Nutrition Facts

  • One serving:
  • (1/2 cup)
  • Calories:
  • 207
  • Fat:
  • 11 g
  • Saturated Fat:
  • 4 g
  • Cholesterol:
  • 50 mg
  • Sodium:
  • 92 mg
  • Carbohydrate:
  • 23 g
  • Fiber:
  • 1 g
  • Protein:
  • 3 g

Butter Pecan Ice Cream

Making homemade ice cream has long been our family's favorite pastime, and this butter pecan recipe is our first choice in fall.

SERVINGS

16

CATEGORY

Dessert

METHOD

Ice Cream Maker

PREP

15 min.

TOTAL

15 min.

INGREDIENTS

  • 2 eggs, lightly beaten
  • 1/2 cup packed light brown sugar
  • 1 cup sugar
  • 2 cups half-and-half cream
  • 1/4 teaspoon salt
  • 2 cups milk, scalded and cooled
  • 1-1/2 teaspoons vanilla extract
  • 2 tablespoons butter
  • 1 cup finely chopped pecans

DIRECTIONS

In a heavy saucepan or top of a double boiler, combine eggs, sugars, cream and salt.

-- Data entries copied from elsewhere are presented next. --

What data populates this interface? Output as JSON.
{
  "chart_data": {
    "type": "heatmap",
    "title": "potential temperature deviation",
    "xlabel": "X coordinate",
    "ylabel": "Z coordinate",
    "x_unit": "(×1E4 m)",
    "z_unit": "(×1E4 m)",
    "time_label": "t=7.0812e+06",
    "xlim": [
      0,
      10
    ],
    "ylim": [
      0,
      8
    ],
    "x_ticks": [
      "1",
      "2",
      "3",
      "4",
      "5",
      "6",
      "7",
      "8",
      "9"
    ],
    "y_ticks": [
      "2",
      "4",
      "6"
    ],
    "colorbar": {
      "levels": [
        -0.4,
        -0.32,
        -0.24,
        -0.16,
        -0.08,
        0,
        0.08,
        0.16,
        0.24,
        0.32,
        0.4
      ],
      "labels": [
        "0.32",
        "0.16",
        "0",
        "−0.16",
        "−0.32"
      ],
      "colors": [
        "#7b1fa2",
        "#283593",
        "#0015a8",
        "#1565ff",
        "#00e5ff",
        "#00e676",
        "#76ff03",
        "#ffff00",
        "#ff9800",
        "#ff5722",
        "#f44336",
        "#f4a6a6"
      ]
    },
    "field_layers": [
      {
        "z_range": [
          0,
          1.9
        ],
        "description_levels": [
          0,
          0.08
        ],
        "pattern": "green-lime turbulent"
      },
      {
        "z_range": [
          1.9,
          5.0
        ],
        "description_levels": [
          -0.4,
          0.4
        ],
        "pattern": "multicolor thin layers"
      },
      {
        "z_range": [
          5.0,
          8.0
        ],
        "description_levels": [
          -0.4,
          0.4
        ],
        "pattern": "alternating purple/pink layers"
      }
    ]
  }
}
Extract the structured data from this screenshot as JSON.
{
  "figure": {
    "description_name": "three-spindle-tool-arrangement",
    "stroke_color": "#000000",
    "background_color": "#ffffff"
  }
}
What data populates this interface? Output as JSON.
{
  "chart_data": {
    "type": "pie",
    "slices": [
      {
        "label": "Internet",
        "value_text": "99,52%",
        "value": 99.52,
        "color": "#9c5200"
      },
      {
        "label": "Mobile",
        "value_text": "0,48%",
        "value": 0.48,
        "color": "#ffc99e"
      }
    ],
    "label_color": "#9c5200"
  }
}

Cook over low heat, stirring constantly, until mixture coats a spoon. Cool. Add milk and vanilla. Refrigerate for several hours. In a skillet, melt butter. Add pecans and saute on medium heat, stirring constantly, being careful not to burn them. Cool. Pour egg mixture into the cylinder of an ice cream freezer; add pecans, stirring slightly to distribute. Freeze according to manufacturer's directions. When frozen, pack ice cream in airtight containers and store in freezer. Yield: 2 quarts.